Returns the context size.

n_rs_seq(context)

Returns the number of recurrent-state snapshots per sequence available for partial rollback of speculative drafts.

n_seq_max(context)

Returns the max number of sequences.

Types

t()

@type t() :: %LlamaCppEx.Context{model: LlamaCppEx.Model.t(), ref: reference()}

Functions

clear(context)

@spec clear(t()) :: :ok

Clears the KV cache.

create(model, opts \\ [])

@spec create(
  LlamaCppEx.Model.t(),
  keyword()
) :: {:ok, t()} | {:error, String.t()}

Creates a new inference context for the given model.

Options

Core

:n_ctx - Context size (max tokens). Defaults to 2048.
:n_batch - Max tokens per decode batch. Defaults to n_ctx.
:n_ubatch - Max tokens per micro-batch. Defaults to 512.
:n_threads - Number of threads for generation. Defaults to system CPU count.
:n_threads_batch - Number of threads for prompt processing. Defaults to :n_threads.
:n_seq_max - Max number of concurrent sequences. Defaults to 1.
:embeddings - Enable embedding extraction. Defaults to false.
:pooling_type - Pooling type for embeddings: :unspecified, :none, :mean, :cls, :last, :rank. Defaults to :unspecified.

KV Cache Quantization

:type_k - Data type for K cache. Reduces memory at the cost of precision. Values: :f16 (default), :f32, :q8_0, :q4_0, :q4_1, :q5_0, :q5_1, :bf16.
:type_v - Data type for V cache. Same values as :type_k. Defaults to :f16.

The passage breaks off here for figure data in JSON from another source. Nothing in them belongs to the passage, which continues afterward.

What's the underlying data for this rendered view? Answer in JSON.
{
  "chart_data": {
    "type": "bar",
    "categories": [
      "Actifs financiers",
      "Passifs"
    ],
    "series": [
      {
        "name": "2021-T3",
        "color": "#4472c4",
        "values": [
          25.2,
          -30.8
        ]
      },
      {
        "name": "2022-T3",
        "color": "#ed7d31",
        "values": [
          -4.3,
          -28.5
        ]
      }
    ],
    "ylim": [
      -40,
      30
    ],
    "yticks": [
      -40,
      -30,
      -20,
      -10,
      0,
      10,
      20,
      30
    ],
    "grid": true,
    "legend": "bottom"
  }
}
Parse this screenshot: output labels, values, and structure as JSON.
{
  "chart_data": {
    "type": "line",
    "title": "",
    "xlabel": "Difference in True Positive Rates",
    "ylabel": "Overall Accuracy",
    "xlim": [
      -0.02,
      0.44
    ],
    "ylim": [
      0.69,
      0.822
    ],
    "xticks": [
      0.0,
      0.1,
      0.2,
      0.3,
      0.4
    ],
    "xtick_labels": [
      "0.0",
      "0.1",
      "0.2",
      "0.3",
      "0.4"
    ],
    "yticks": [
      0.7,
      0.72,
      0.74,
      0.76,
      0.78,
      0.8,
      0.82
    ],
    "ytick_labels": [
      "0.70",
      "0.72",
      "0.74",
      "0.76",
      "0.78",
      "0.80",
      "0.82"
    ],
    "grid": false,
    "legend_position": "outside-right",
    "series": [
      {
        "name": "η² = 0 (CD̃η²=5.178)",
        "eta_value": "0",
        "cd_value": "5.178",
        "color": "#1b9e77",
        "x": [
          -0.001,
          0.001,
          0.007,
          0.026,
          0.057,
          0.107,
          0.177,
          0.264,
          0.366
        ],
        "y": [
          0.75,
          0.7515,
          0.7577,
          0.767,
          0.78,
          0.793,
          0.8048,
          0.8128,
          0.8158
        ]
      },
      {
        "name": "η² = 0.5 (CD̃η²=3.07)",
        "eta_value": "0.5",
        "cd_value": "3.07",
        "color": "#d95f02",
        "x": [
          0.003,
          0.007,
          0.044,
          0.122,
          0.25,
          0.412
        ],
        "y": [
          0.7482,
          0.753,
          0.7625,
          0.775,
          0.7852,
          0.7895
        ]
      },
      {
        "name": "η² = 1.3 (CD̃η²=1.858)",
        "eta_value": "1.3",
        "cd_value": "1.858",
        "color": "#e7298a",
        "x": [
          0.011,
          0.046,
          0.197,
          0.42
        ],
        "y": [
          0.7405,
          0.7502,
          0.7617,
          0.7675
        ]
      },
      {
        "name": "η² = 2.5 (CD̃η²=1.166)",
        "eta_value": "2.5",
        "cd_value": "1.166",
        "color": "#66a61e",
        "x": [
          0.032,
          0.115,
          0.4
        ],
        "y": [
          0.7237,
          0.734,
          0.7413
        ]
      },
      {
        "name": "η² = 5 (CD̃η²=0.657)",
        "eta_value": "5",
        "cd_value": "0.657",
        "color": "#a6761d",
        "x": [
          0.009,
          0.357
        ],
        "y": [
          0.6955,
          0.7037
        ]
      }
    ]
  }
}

Flash Attention & GPU Offload

:flash_attn - Flash Attention mode: :auto (default), :enabled, :disabled.
:offload_kqv - Offload KQV ops and KV cache to GPU. Defaults to true.
:op_offload - Offload host tensor operations to device. Defaults to true.

RoPE Scaling (Context Extension)

:rope_scaling_type - RoPE scaling mode: :unspecified (default), :none, :linear, :yarn, :longrope.
:rope_freq_base - RoPE base frequency. 0.0 uses model default.
:rope_freq_scale - RoPE frequency scale. 0.0 uses model default.
:yarn_ext_factor - YaRN extrapolation mix factor. -1.0 to disable.
:yarn_attn_factor - YaRN magnitude scaling. -1.0 to disable.
:yarn_beta_fast - YaRN low correction dimension. -1.0 to disable.
:yarn_beta_slow - YaRN high correction dimension. -1.0 to disable.
:yarn_orig_ctx - YaRN original context length. 0 to disable.

Misc

:attention_type - Attention type: :unspecified (default), :causal, :non_causal. Use :non_causal for embedding models.
:no_perf - Disable performance timing. Defaults to true.
:swa_full - Use full-size sliding window attention cache. Defaults to true.

Speculative decoding / MTP

:ctx_type - Context kind. :default (the main target context, default) or :mtp (a draft context that consumes MTP heads from the same model). Use :mtp together with a separate :default context to drive multi-token-prediction speculative decoding via LlamaCppEx.MTP.
:n_rs_seq - Number of recurrent-state snapshots per sequence to retain for partial rollback of speculative drafts. 0 (default) disables rollback. For an MTP draft context, set this to your intended max draft length (e.g. 3).